If the Russian attack on Ukraine sometimes seems like an intractable religious war, it is partly intertwined with a bitter war between Orthodox sects for control within the Orthodox community that has been raging for years, says David Ignatius, writer for the Washington Post.

He explained in

an article

that this inter-communal battle has elements of a family feud.

The Russian Orthodox Church was founded in Kyiv in 988, then moved to Moscow, which has asserted its dominance ever since.

And when some Orthodox in the post-2015 Kyiv protests sought status independent of Moscow (in church terminology known as “independence” or “rationalism”), Patriarch Kirill, head of the Russian Orthodox Church in Moscow rejected the offer.

Hegemony from Moscow pushed by Putin

The writer said that the majority of the Orthodox denominations in the world complain that the Moscow Patriarchate is aggressively seeking hegemony under the impetus of President Vladimir Putin and Patriarch Kirill.

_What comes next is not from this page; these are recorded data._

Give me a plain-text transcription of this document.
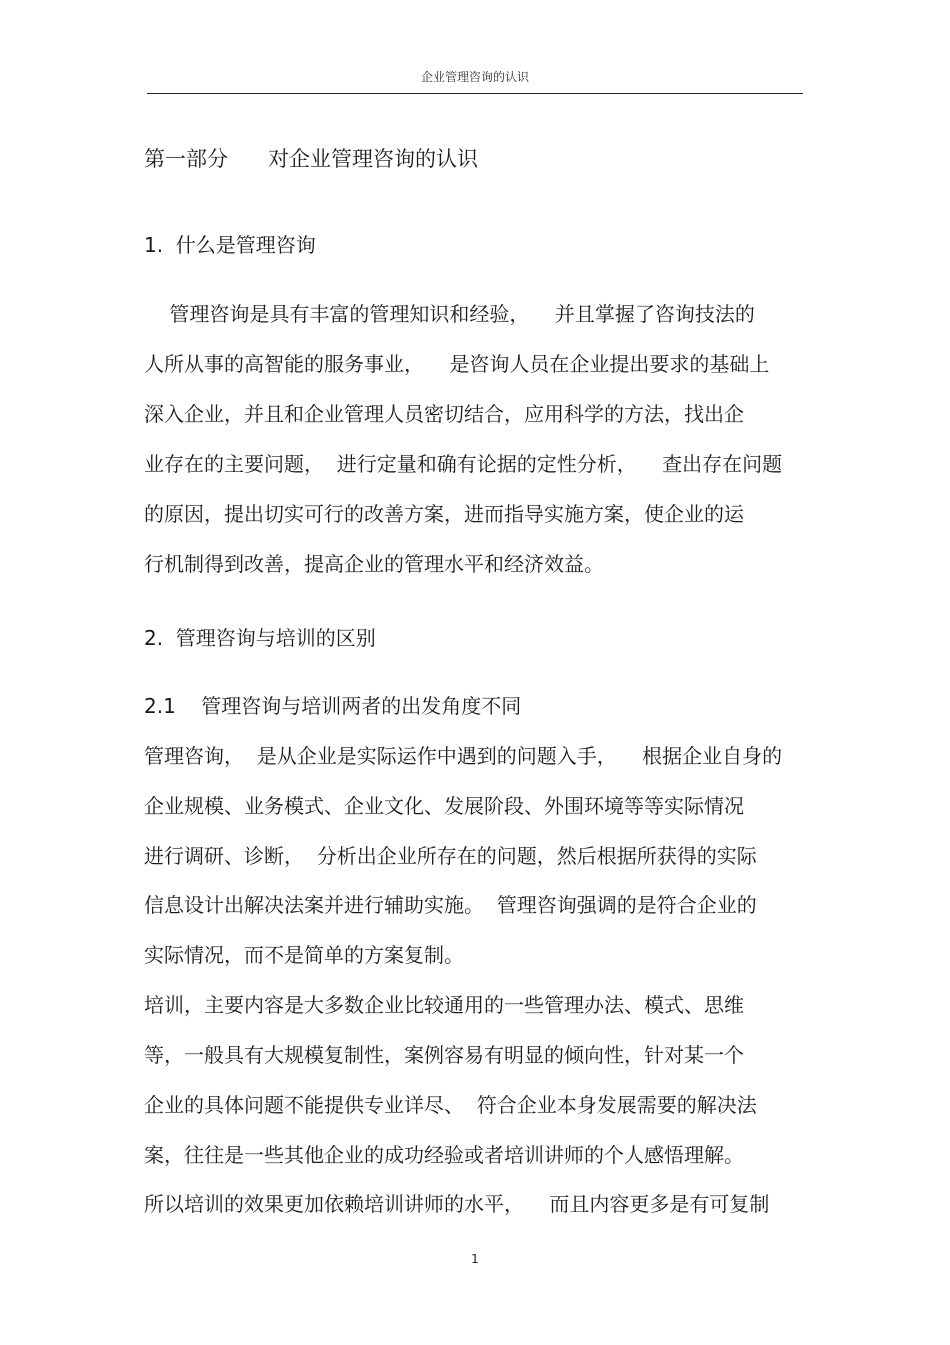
企业管理咨询的认识
第一部分      对企业管理咨询的认识
1.  什么是管理咨询
管理咨询是具有丰富的管理知识和经验，    并且掌握了咨询技法的
人所从事的高智能的服务事业，    是咨询人员在企业提出要求的基础上
深入企业，并且和企业管理人员密切结合，应用科学的方法，找出企
业存在的主要问题，  进行定量和确有论据的定性分析，    查出存在问题
的原因，提出切实可行的改善方案，进而指导实施方案，使企业的运
行机制得到改善，提高企业的管理水平和经济效益。
2.  管理咨询与培训的区别
2.1    管理咨询与培训两者的出发角度不同
管理咨询，  是从企业是实际运作中遇到的问题入手，    根据企业自身的
企业规模、业务模式、企业文化、发展阶段、外围环境等等实际情况
进行调研、诊断，  分析出企业所存在的问题，然后根据所获得的实际
信息设计出解决法案并进行辅助实施。  管理咨询强调的是符合企业的
实际情况，而不是简单的方案复制。
培训，主要内容是大多数企业比较通用的一些管理办法、模式、思维
等，一般具有大规模复制性，案例容易有明显的倾向性，针对某一个
企业的具体问题不能提供专业详尽、  符合企业本身发展需要的解决法
案，往往是一些其他企业的成功经验或者培训讲师的个人感悟理解。
所以培训的效果更加依赖培训讲师的水平，    而且内容更多是有可复制
1
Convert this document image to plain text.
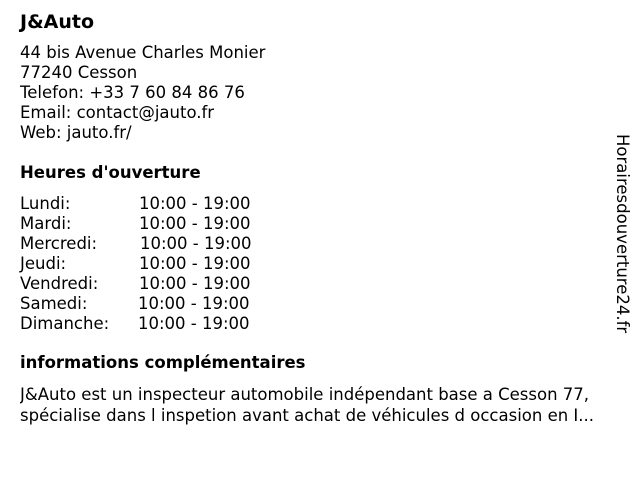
J&Auto
44 bis Avenue Charles Monier
77240 Cesson
Telefon: +33 7 60 84 86 76
Email: contact@jauto.fr
Web: jauto.fr/
Heures d'ouverture
Lundi:	10:00 - 19:00
Mardi:	10:00 - 19:00
Mercredi:	10:00 - 19:00
Jeudi:	10:00 - 19:00
Vendredi: 10:00 - 19:00
Samedi:	10:00 - 19:00
Dimanche: 10:00 - 19:00
informations complémentaires
J&Auto est un inspecteur automobile indépendant base a Cesson 77,
spécialise dans l inspetion avant achat de véhicules d occasion en I...
Horairesdouverture24.fr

He pointed out that Putin participated in the religious rivalry by publishing a famous article last July, describing that article as laying the emotional foundation for the invasion of Russia, as it focused on asserting that Ukraine and Russia are “linked together” by their common Russian Orthodox faith, and denouncing the Ukrainians The "independent minded" who he said "blatantly interfered in the life of the church, which led to the division of the followers of the church."

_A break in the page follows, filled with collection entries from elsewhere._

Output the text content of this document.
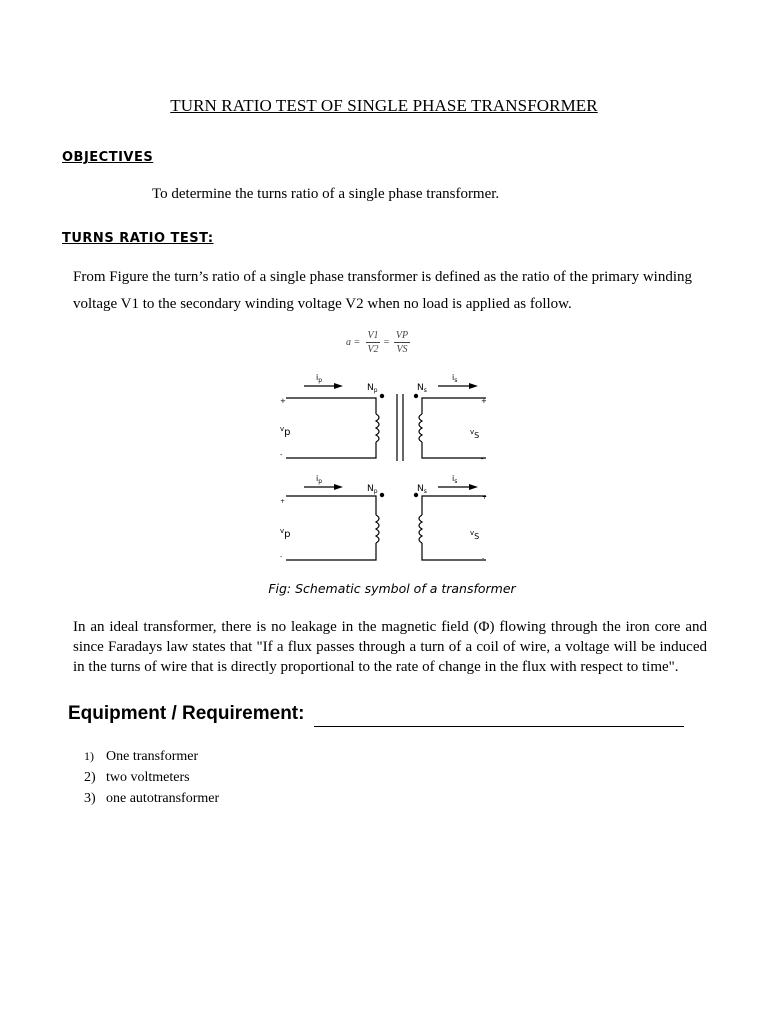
TURN RATIO TEST OF SINGLE PHASE TRANSFORMER
OBJECTIVES
To determine the turns ratio of a single phase transformer.
TURNS RATIO TEST:
From Figure the turn’s ratio of a single phase transformer is defined as the ratio of the primary winding
voltage V1 to the secondary winding voltage V2 when no load is applied as follow.
a =
V1
V2
=
VP
VS
$i_p$	$i_s$
$N_p$	$N_s$
+
-
+
-
$^v$p	$^v_S$
$i_p$	$i_s$
$N_p$	$N_s$
+
-
+
-
$^v$p	$^v_S$
Fig: Schematic symbol of a transformer
In an ideal transformer, there is no leakage in the magnetic field (Φ) flowing through the iron core and since Faradays law states that "If a flux passes through a turn of a coil of wire, a voltage will be induced in the turns of wire that is directly proportional to the rate of change in the flux with respect to time".
Equipment / Requirement:
1) One transformer
2) two voltmeters
3) one autotransformer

The article added that Kirill supported Putin's article.

But leaders of other Orthodox denominations strongly opposed the article.

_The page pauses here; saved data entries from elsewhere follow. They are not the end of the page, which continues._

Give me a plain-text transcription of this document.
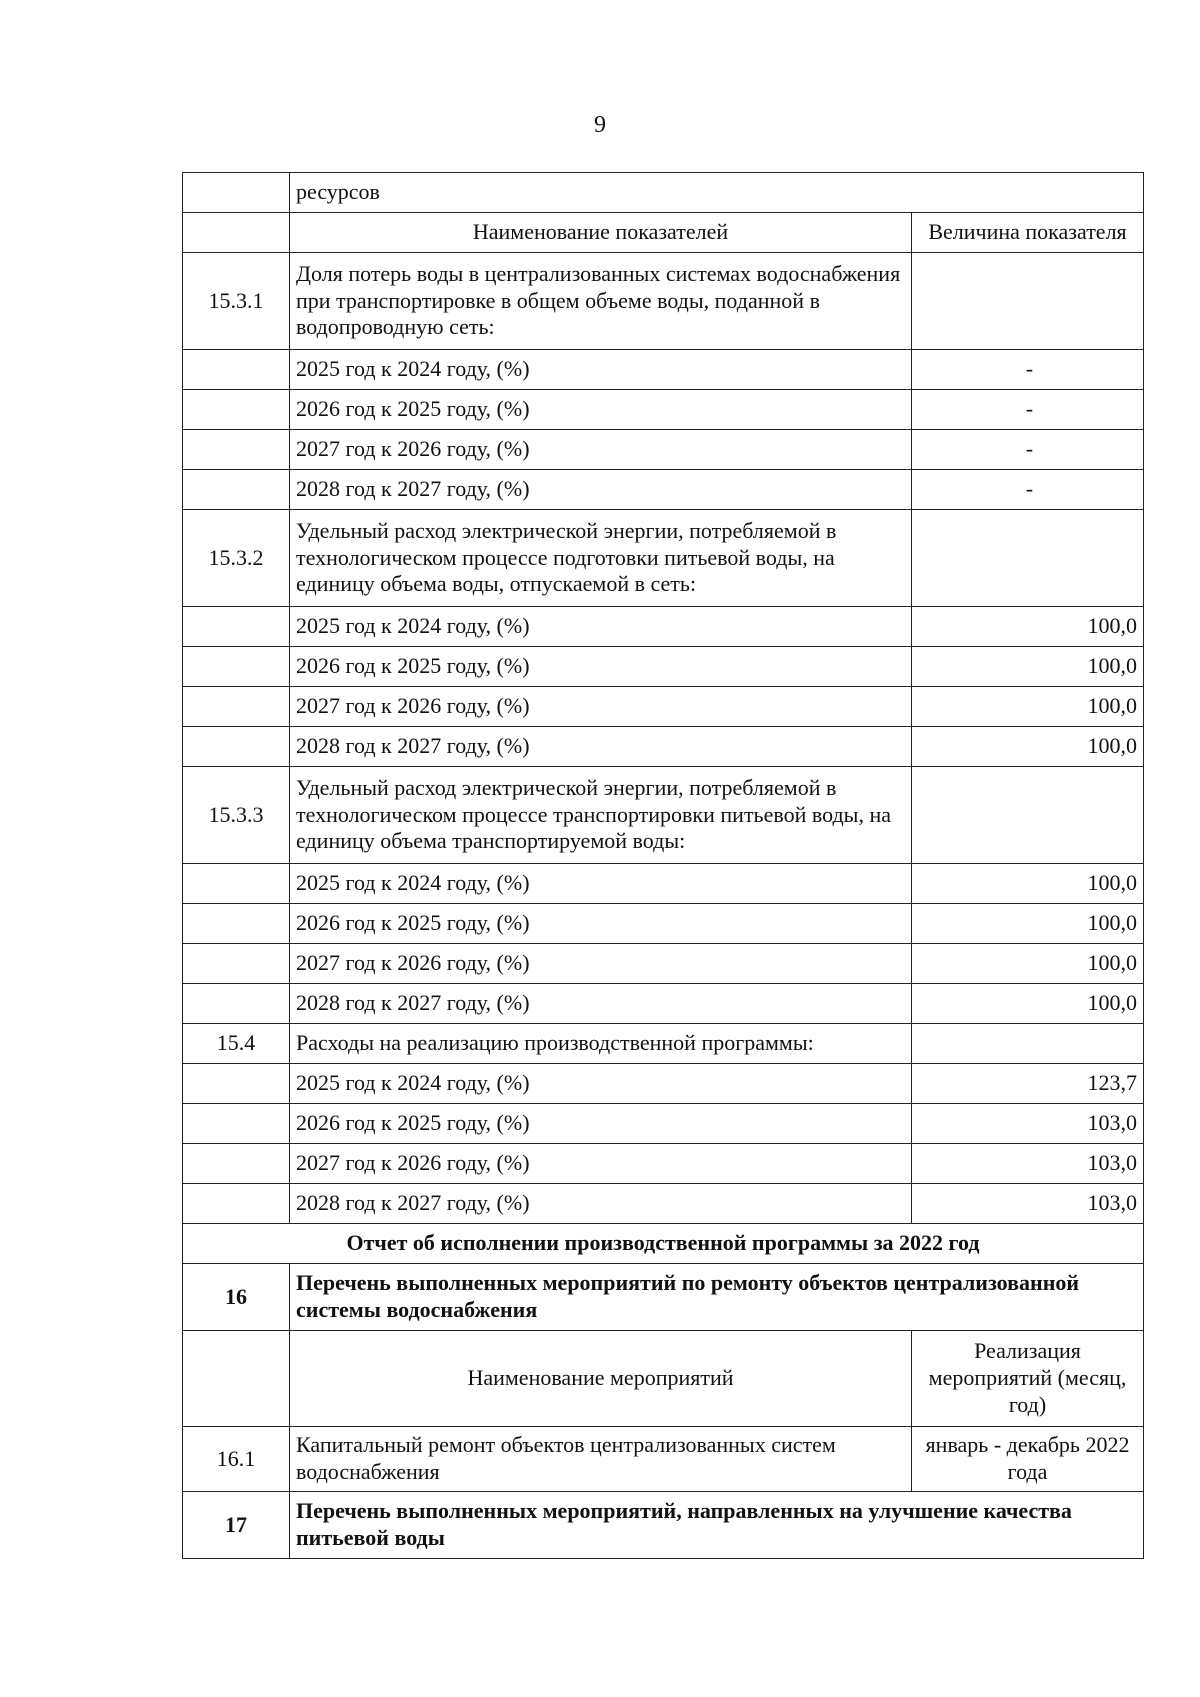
9
	ресурсов	
	Наименование показателей	Величина показателя
15.3.1	Доля потерь воды в централизованных системах водоснабжения при транспортировке в общем объеме воды, поданной в водопроводную сеть:	
	2025 год к 2024 году, (%)	-
	2026 год к 2025 году, (%)	-
	2027 год к 2026 году, (%)	-
	2028 год к 2027 году, (%)	-
15.3.2	Удельный расход электрической энергии, потребляемой в технологическом процессе подготовки питьевой воды, на единицу объема воды, отпускаемой в сеть:	
	2025 год к 2024 году, (%)	100,0
	2026 год к 2025 году, (%)	100,0
	2027 год к 2026 году, (%)	100,0
	2028 год к 2027 году, (%)	100,0
15.3.3	Удельный расход электрической энергии, потребляемой в технологическом процессе транспортировки питьевой воды, на единицу объема транспортируемой воды:	
	2025 год к 2024 году, (%)	100,0
	2026 год к 2025 году, (%)	100,0
	2027 год к 2026 году, (%)	100,0
	2028 год к 2027 году, (%)	100,0
15.4	Расходы на реализацию производственной программы:	
	2025 год к 2024 году, (%)	123,7
	2026 год к 2025 году, (%)	103,0
	2027 год к 2026 году, (%)	103,0
	2028 год к 2027 году, (%)	103,0
Отчет об исполнении производственной программы за 2022 год		
16	Перечень выполненных мероприятий по ремонту объектов централизованной системы водоснабжения	
	Наименование мероприятий	Реализация мероприятий (месяц, год)
16.1	Капитальный ремонт объектов централизованных систем водоснабжения	январь - декабрь 2022 года
17	Перечень выполненных мероприятий, направленных на улучшение качества питьевой воды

The Ecumenical Patriarch Bartholomew of Constantinople, who oversees the legacy of Byzantium from his seat in what is now Istanbul, has voiced his opposition.

Tensions escalate

According to the writer, tensions escalated after Bartholomew tried to reconcile in what was meant to be a global gathering of believers at a "holy and great council" on the island of Crete in 2016. But Kirill boycotted the meeting.

In 2018, Bartholomew agreed to officially recognize the independence of the Ukrainian Church from Moscow, and Kirill broke off relations with him, and in fact denied his primacy in the ecclesiastical order relative to the Orthodox world, and this was a schism.

Noting that Catholic Pope Francesco himself intervened in this inter-communal battle last Tuesday, Kirill strongly warned that he should not be "a boy to Putin's altar."

The Pope told the Italian newspaper Corriere della Sera that he advised Kirill in a conversation on March 16 via Zoom, saying to him, "We are not clergy in the state, we cannot use the language of politics but the language of Jesus."

“We think of Putin as a secular, autocratic leader,” the writer said, noting that he is an Orthodox believer who wears the cross that his mother secretly gave him as a child in Soviet times.

cold religious war

He added that Moscow's pressure for control in recent years has taken on aspects of the religious Cold War.

Russian and Eastern Orthodox bishops fought for control of churches in Africa, Korea, Singapore and elsewhere.

Kirill established a Moscow church in Africa to replace the Patriarch of Alexandria loyal to the Eastern Church.

The article concluded that Anthony J.

Limberakis, head of the congregation in America, told him that the Russian Orthodox Church was trying to replace the ancient sovereignty of Constantinople, now embodied by Bartholomew, adding that Moscow's goal was "to use the Orthodox Church as a political tool for Russian nationalism and expansion."